Stub nodes are dead ends for agent traversal. When an agent follows an edge to a stub node, it finds no properties, no source page to read, and no onward edges. Prioritize creating wiki pages for stubs that appear as targets of many edges — these are clearly important concepts that the graph references but cannot describe.

9.5 Keep the Chunk Embeddings Current

Agents benefit from up-to-date similarity data when looking for related concepts. The chunk embedding indexer runs continuously on every page save, but if the active embedding model changes you'll want to issue bin/kg-rebuild.sh --skip-chunks to recompute all chunk vectors against the new model.

Step 10: Advanced Configuration

10.1 Adding Custom Relationship Types

To introduce a new relationship type, simply start using it in page frontmatter:

---
audited_by: [ComplianceTeam, SecurityReview]
---

Because audited_by is not in the reserved property set and its value is a list of strings, the Graph Projector will automatically create edges of type audited_by to each target. No configuration changes are needed — the schema is dynamic.

10.2 Reserving New Property Keys

If you need a list-valued frontmatter key to be treated as a property (not a relationship), it must be added to the PROPERTY_ONLY_KEYS set in the FrontmatterRelationshipDetector class. The current reserved set is: tags, keywords, type, summary, date, author, cluster, status, title, description, category, language.

Troubleshooting

Projection produces zero nodes

Check that your pages have valid YAML frontmatter blocks delimited by --- lines. Pages without frontmatter still produce nodes but with no properties or typed edges.
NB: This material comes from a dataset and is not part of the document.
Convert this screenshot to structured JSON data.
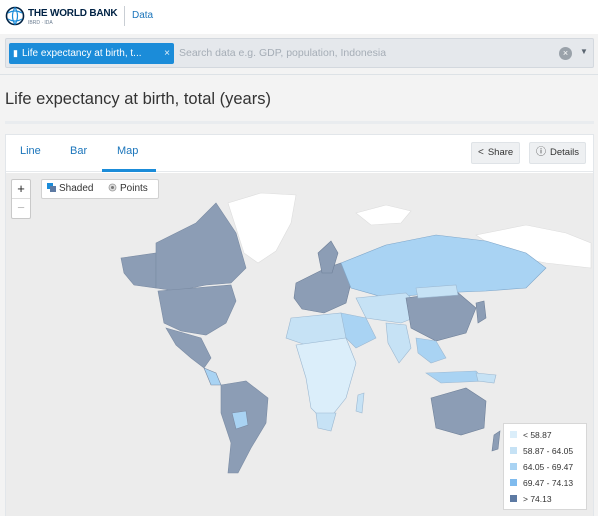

Proposals keep getting re-submitted by AI

Ensure you're rejecting unwanted proposals (not just ignoring them) and providing clear rejection reasons. Only rejected proposals are recorded in the rejection history that prevents re-submission.
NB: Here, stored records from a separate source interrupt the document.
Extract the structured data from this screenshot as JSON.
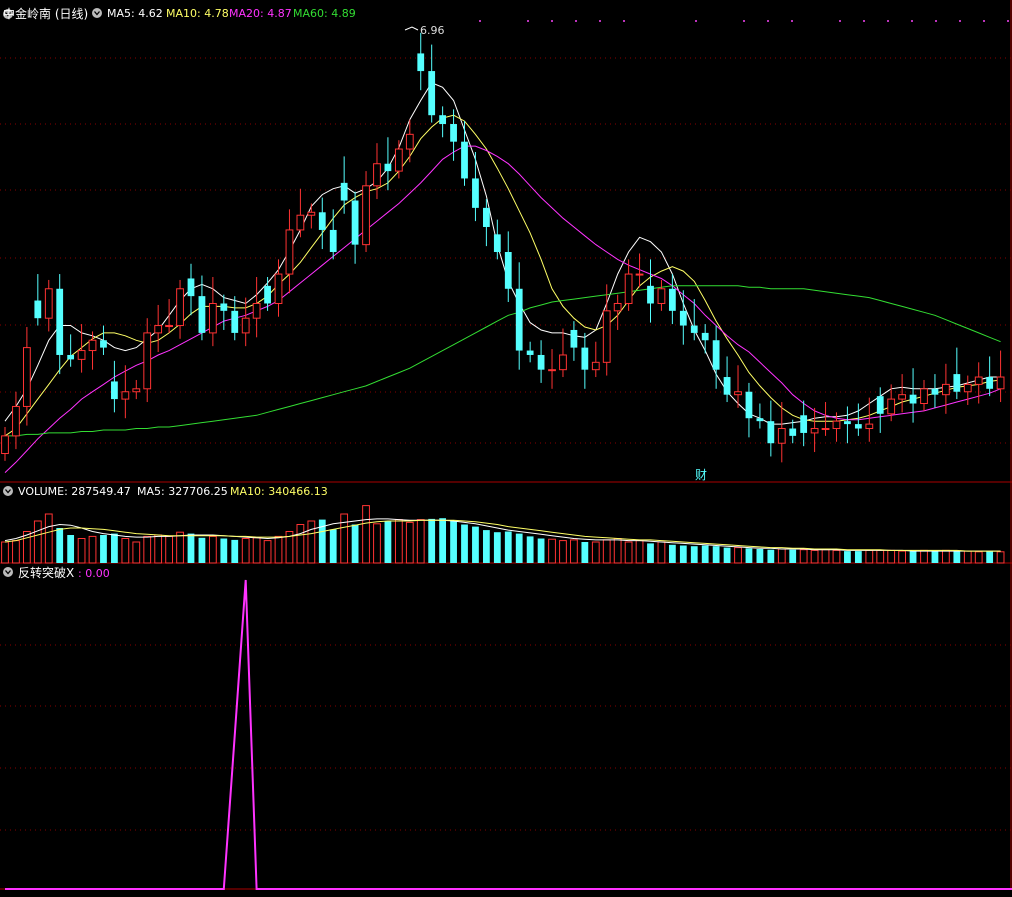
{
  "header": {
    "stock_title": "中金岭南 (日线)",
    "ma_indicators": [
      {
        "label": "MA5: 4.62",
        "color": "#ffffff"
      },
      {
        "label": "MA10: 4.78",
        "color": "#ffff66"
      },
      {
        "label": "MA20: 4.87",
        "color": "#ff33ff"
      },
      {
        "label": "MA60: 4.89",
        "color": "#33dd33"
      }
    ]
  },
  "volume_panel": {
    "indicators": [
      {
        "label": "VOLUME: 287549.47",
        "color": "#ffffff"
      },
      {
        "label": "MA5: 327706.25",
        "color": "#ffffff"
      },
      {
        "label": "MA10: 340466.13",
        "color": "#ffff66"
      }
    ]
  },
  "signal_panel": {
    "name": "反转突破X",
    "value": ": 0.00",
    "color": "#ff33ff"
  },
  "annotations": {
    "peak_label": "6.96",
    "finance_marker": "财"
  },
  "colors": {
    "up": "#ff3333",
    "down": "#55ffff",
    "frame": "#aa0000",
    "grid": "#880000",
    "ma5": "#ffffff",
    "ma10": "#ffff66",
    "ma20": "#ff33ff",
    "ma60": "#33dd33",
    "signal": "#ff33ff"
  },
  "chart_data": [
    {
      "type": "candlestick",
      "ylim": [
        4.0,
        7.1
      ],
      "series": [
        {
          "name": "MA5",
          "values": [
            4.4,
            4.5,
            4.62,
            4.78,
            4.95,
            5.05,
            5.05,
            5.0,
            4.98,
            4.95,
            4.9,
            4.88,
            4.9,
            4.96,
            5.02,
            5.12,
            5.22,
            5.3,
            5.33,
            5.3,
            5.24,
            5.22,
            5.2,
            5.26,
            5.34,
            5.43,
            5.56,
            5.7,
            5.86,
            5.94,
            5.98,
            6.0,
            5.95,
            5.98,
            6.03,
            6.12,
            6.26,
            6.45,
            6.58,
            6.7,
            6.67,
            6.58,
            6.38,
            6.18,
            5.93,
            5.6,
            5.35,
            5.2,
            5.07,
            5.02,
            5.0,
            5.0,
            4.98,
            4.97,
            5.02,
            5.2,
            5.4,
            5.55,
            5.65,
            5.62,
            5.55,
            5.4,
            5.2,
            5.02,
            4.88,
            4.72,
            4.6,
            4.52,
            4.45,
            4.42,
            4.38,
            4.38,
            4.39,
            4.4,
            4.42,
            4.43,
            4.43,
            4.44,
            4.47,
            4.52,
            4.57,
            4.62,
            4.63,
            4.62,
            4.62,
            4.62,
            4.63,
            4.64,
            4.66,
            4.68,
            4.7,
            4.7
          ]
        },
        {
          "name": "MA10",
          "values": [
            4.3,
            4.35,
            4.45,
            4.55,
            4.65,
            4.75,
            4.84,
            4.9,
            4.96,
            5.0,
            5.0,
            4.98,
            4.95,
            4.93,
            4.95,
            5.0,
            5.06,
            5.13,
            5.18,
            5.18,
            5.18,
            5.17,
            5.17,
            5.2,
            5.25,
            5.33,
            5.4,
            5.48,
            5.58,
            5.68,
            5.78,
            5.87,
            5.92,
            5.96,
            5.98,
            6.02,
            6.1,
            6.2,
            6.32,
            6.4,
            6.46,
            6.48,
            6.44,
            6.35,
            6.25,
            6.12,
            5.98,
            5.83,
            5.68,
            5.5,
            5.3,
            5.18,
            5.1,
            5.04,
            5.02,
            5.05,
            5.12,
            5.22,
            5.32,
            5.38,
            5.42,
            5.45,
            5.42,
            5.35,
            5.22,
            5.08,
            4.96,
            4.85,
            4.73,
            4.64,
            4.56,
            4.49,
            4.44,
            4.41,
            4.4,
            4.4,
            4.4,
            4.41,
            4.42,
            4.44,
            4.47,
            4.5,
            4.53,
            4.55,
            4.57,
            4.59,
            4.61,
            4.63,
            4.64,
            4.65,
            4.67,
            4.68
          ]
        },
        {
          "name": "MA20",
          "values": [
            4.05,
            4.12,
            4.2,
            4.28,
            4.35,
            4.42,
            4.48,
            4.55,
            4.6,
            4.65,
            4.7,
            4.74,
            4.78,
            4.81,
            4.85,
            4.88,
            4.92,
            4.96,
            5.0,
            5.04,
            5.08,
            5.1,
            5.12,
            5.15,
            5.18,
            5.22,
            5.28,
            5.34,
            5.4,
            5.46,
            5.52,
            5.58,
            5.64,
            5.7,
            5.76,
            5.82,
            5.88,
            5.95,
            6.02,
            6.1,
            6.18,
            6.23,
            6.27,
            6.27,
            6.24,
            6.2,
            6.15,
            6.08,
            6.0,
            5.92,
            5.85,
            5.78,
            5.72,
            5.66,
            5.6,
            5.55,
            5.5,
            5.46,
            5.43,
            5.4,
            5.37,
            5.32,
            5.26,
            5.2,
            5.12,
            5.05,
            4.98,
            4.92,
            4.87,
            4.8,
            4.73,
            4.66,
            4.58,
            4.52,
            4.47,
            4.44,
            4.42,
            4.41,
            4.41,
            4.42,
            4.43,
            4.44,
            4.45,
            4.46,
            4.47,
            4.49,
            4.51,
            4.53,
            4.55,
            4.57,
            4.59,
            4.62
          ]
        },
        {
          "name": "MA60",
          "values": [
            4.3,
            4.3,
            4.31,
            4.31,
            4.32,
            4.32,
            4.32,
            4.33,
            4.33,
            4.34,
            4.34,
            4.34,
            4.35,
            4.35,
            4.36,
            4.36,
            4.37,
            4.38,
            4.39,
            4.4,
            4.41,
            4.42,
            4.43,
            4.44,
            4.46,
            4.48,
            4.5,
            4.52,
            4.54,
            4.56,
            4.58,
            4.6,
            4.62,
            4.64,
            4.67,
            4.7,
            4.73,
            4.76,
            4.8,
            4.84,
            4.88,
            4.92,
            4.96,
            5.0,
            5.04,
            5.08,
            5.12,
            5.14,
            5.17,
            5.19,
            5.21,
            5.22,
            5.23,
            5.24,
            5.25,
            5.26,
            5.27,
            5.28,
            5.29,
            5.3,
            5.31,
            5.32,
            5.32,
            5.32,
            5.32,
            5.32,
            5.32,
            5.32,
            5.31,
            5.31,
            5.3,
            5.3,
            5.3,
            5.3,
            5.29,
            5.28,
            5.27,
            5.26,
            5.25,
            5.24,
            5.22,
            5.2,
            5.18,
            5.16,
            5.14,
            5.12,
            5.09,
            5.06,
            5.03,
            5.0,
            4.97,
            4.94
          ]
        }
      ],
      "closes": [
        4.3,
        4.5,
        4.9,
        5.1,
        5.3,
        4.85,
        4.82,
        4.88,
        4.95,
        4.9,
        4.55,
        4.6,
        4.62,
        5.0,
        5.05,
        5.05,
        5.3,
        5.25,
        5.0,
        5.2,
        5.15,
        5.0,
        5.1,
        5.2,
        5.2,
        5.4,
        5.7,
        5.8,
        5.82,
        5.7,
        5.55,
        5.9,
        5.6,
        6.0,
        6.15,
        6.1,
        6.25,
        6.35,
        6.78,
        6.48,
        6.42,
        6.3,
        6.05,
        5.85,
        5.72,
        5.55,
        5.3,
        4.88,
        4.85,
        4.75,
        4.75,
        4.85,
        4.9,
        4.75,
        4.8,
        5.15,
        5.2,
        5.4,
        5.4,
        5.2,
        5.3,
        5.15,
        5.05,
        5.0,
        4.95,
        4.75,
        4.58,
        4.6,
        4.42,
        4.4,
        4.25,
        4.35,
        4.3,
        4.32,
        4.35,
        4.35,
        4.4,
        4.38,
        4.35,
        4.38,
        4.45,
        4.55,
        4.58,
        4.52,
        4.62,
        4.58,
        4.65,
        4.6,
        4.65,
        4.7,
        4.62,
        4.7
      ],
      "annotation_peak": "6.96"
    },
    {
      "type": "bar",
      "name": "VOLUME",
      "values": [
        30,
        32,
        45,
        60,
        70,
        50,
        40,
        35,
        38,
        40,
        42,
        35,
        30,
        38,
        40,
        38,
        44,
        42,
        36,
        38,
        35,
        33,
        35,
        36,
        32,
        38,
        45,
        55,
        60,
        62,
        48,
        70,
        55,
        82,
        56,
        60,
        62,
        58,
        62,
        63,
        64,
        60,
        55,
        52,
        47,
        44,
        45,
        42,
        38,
        35,
        34,
        32,
        33,
        30,
        30,
        33,
        35,
        30,
        32,
        28,
        30,
        26,
        25,
        24,
        25,
        24,
        22,
        22,
        21,
        20,
        19,
        20,
        19,
        19,
        18,
        19,
        18,
        17,
        17,
        18,
        18,
        18,
        17,
        17,
        18,
        17,
        18,
        17,
        17,
        16,
        17,
        16
      ],
      "ma5": [
        32,
        35,
        40,
        46,
        52,
        55,
        54,
        50,
        45,
        42,
        40,
        38,
        37,
        37,
        38,
        38,
        39,
        40,
        40,
        40,
        39,
        38,
        37,
        36,
        35,
        36,
        38,
        42,
        48,
        52,
        56,
        58,
        60,
        62,
        63,
        63,
        62,
        61,
        61,
        61,
        61,
        60,
        58,
        56,
        53,
        50,
        47,
        45,
        43,
        41,
        39,
        37,
        35,
        34,
        33,
        33,
        33,
        32,
        32,
        31,
        30,
        29,
        28,
        27,
        26,
        25,
        24,
        23,
        22,
        21,
        21,
        20,
        20,
        20,
        19,
        19,
        19,
        18,
        18,
        18,
        18,
        18,
        18,
        17,
        17,
        17,
        17,
        17,
        17,
        17,
        17,
        17
      ],
      "ma10": [
        30,
        32,
        36,
        40,
        44,
        48,
        50,
        50,
        49,
        48,
        46,
        44,
        42,
        41,
        40,
        39,
        39,
        39,
        39,
        39,
        39,
        38,
        38,
        37,
        37,
        37,
        38,
        40,
        42,
        45,
        48,
        51,
        54,
        57,
        59,
        60,
        60,
        60,
        61,
        61,
        61,
        61,
        60,
        59,
        57,
        55,
        52,
        50,
        48,
        46,
        44,
        42,
        40,
        38,
        37,
        36,
        35,
        34,
        33,
        33,
        32,
        31,
        30,
        29,
        28,
        27,
        26,
        25,
        24,
        23,
        22,
        22,
        21,
        21,
        20,
        20,
        20,
        19,
        19,
        19,
        19,
        18,
        18,
        18,
        18,
        18,
        18,
        18,
        17,
        17,
        17,
        17
      ]
    },
    {
      "type": "line",
      "name": "反转突破X",
      "ylim": [
        0,
        1
      ],
      "x": [
        0,
        20,
        21,
        22,
        23,
        91
      ],
      "values": [
        0,
        0,
        0.5,
        1,
        0,
        0
      ]
    }
  ]
}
Merge causes unexpected page edits

When you merge node A into node B, the system renames all frontmatter references from A to B across all wiki pages that have edges pointing to A. This is by design — it keeps frontmatter consistent with the graph. Review the merge confirmation dialog carefully before proceeding.
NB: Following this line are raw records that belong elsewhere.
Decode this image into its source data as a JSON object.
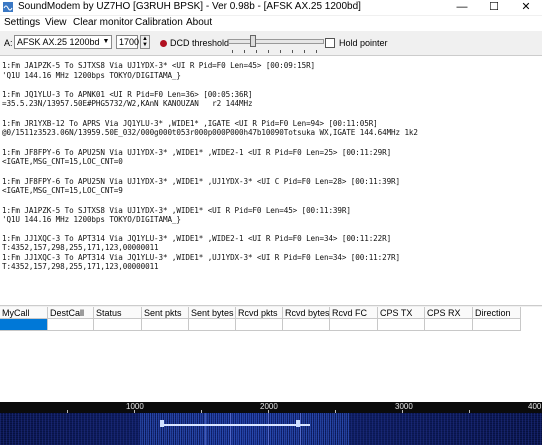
{
  "window": {
    "title": "SoundModem by UZ7HO [G3RUH BPSK] - Ver 0.98b - [AFSK AX.25 1200bd]",
    "minimize": "—",
    "maximize": "☐",
    "close": "✕"
  },
  "menu": [
    "Settings",
    "View",
    "Clear monitor",
    "Calibration",
    "About"
  ],
  "toolbar": {
    "channel": "A:",
    "mode_value": "AFSK AX.25 1200bd",
    "freq_value": "1700",
    "dcd_label": "DCD threshold",
    "hold_label": "Hold pointer"
  },
  "monitor": {
    "lines": [
      "1:Fm JA1PZK-5 To SJTXS8 Via UJ1YDX-3* <UI R Pid=F0 Len=45> [00:09:15R]",
      "'Q1U 144.16 MHz 1200bps TOKYO/DIGITAMA_}",
      "",
      "1:Fm JQ1YLU-3 To APNK01 <UI R Pid=F0 Len=36> [00:05:36R]",
      "=35.5.23N/13957.50E#PHG5732/W2,KAnN KANOUZAN   r2 144MHz",
      "",
      "1:Fm JR1YXB-12 To APRS Via JQ1YLU-3* ,WIDE1* ,IGATE <UI R Pid=F0 Len=94> [00:11:05R]",
      "@0/1511z3523.06N/13959.50E_032/000g000t053r000p000P000h47b10090Totsuka WX,IGATE 144.64MHz 1k2",
      "",
      "1:Fm JF8FPY-6 To APU25N Via UJ1YDX-3* ,WIDE1* ,WIDE2-1 <UI R Pid=F0 Len=25> [00:11:29R]",
      "<IGATE,MSG_CNT=15,LOC_CNT=0",
      "",
      "1:Fm JF8FPY-6 To APU25N Via UJ1YDX-3* ,WIDE1* ,UJ1YDX-3* <UI C Pid=F0 Len=28> [00:11:39R]",
      "<IGATE,MSG_CNT=15,LOC_CNT=9",
      "",
      "1:Fm JA1PZK-5 To SJTXS8 Via UJ1YDX-3* ,WIDE1* <UI R Pid=F0 Len=45> [00:11:39R]",
      "'Q1U 144.16 MHz 1200bps TOKYO/DIGITAMA_}",
      "",
      "1:Fm JJ1XQC-3 To APT314 Via JQ1YLU-3* ,WIDE1* ,WIDE2-1 <UI R Pid=F0 Len=34> [00:11:22R]",
      "T:4352,157,298,255,171,123,00000011",
      "1:Fm JJ1XQC-3 To APT314 Via JQ1YLU-3* ,WIDE1* ,UJ1YDX-3* <UI R Pid=F0 Len=34> [00:11:27R]",
      "T:4352,157,298,255,171,123,00000011"
    ]
  },
  "grid": {
    "columns": [
      "MyCall",
      "DestCall",
      "Status",
      "Sent pkts",
      "Sent bytes",
      "Rcvd pkts",
      "Rcvd bytes",
      "Rcvd FC",
      "CPS TX",
      "CPS RX",
      "Direction"
    ]
  },
  "waterfall": {
    "scale_labels": [
      "1000",
      "2000",
      "3000",
      "400"
    ]
  }
}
Stale edges persist after editing frontmatter

The Graph Projector runs a diff on every page save that removes edges no longer present in the frontmatter. If stale edges persist, try re-saving the affected page, or use Project All Pages to refresh the entire graph.

Controlling KG Inclusion

The knowledge graph isn't built from every page. Cluster-level policy decides what contributes; per-page frontmatter overrides handle the rest. For the full model and dashboard walkthrough, see KgInclusionPolicy.

The short version:

Default-exclude. A cluster you haven't touched contributes nothing.
Cluster dashboard at /admin/kg-policy lets you toggle cluster inclusion with a reason. Eager reconciliation runs on commit.
Frontmatter override (kg_include: true | false) wins over cluster policy. Useful for WIP, sensitive, or one-off content.
CLI at bin/kg-policy.sh mirrors the dashboard for scripting and emergencies. purge --confirm is the only destructive operation.

System pages (Sandbox, Main, etc.) are always excluded — both from the KG and from the search index — via the existing SystemPageRegistry.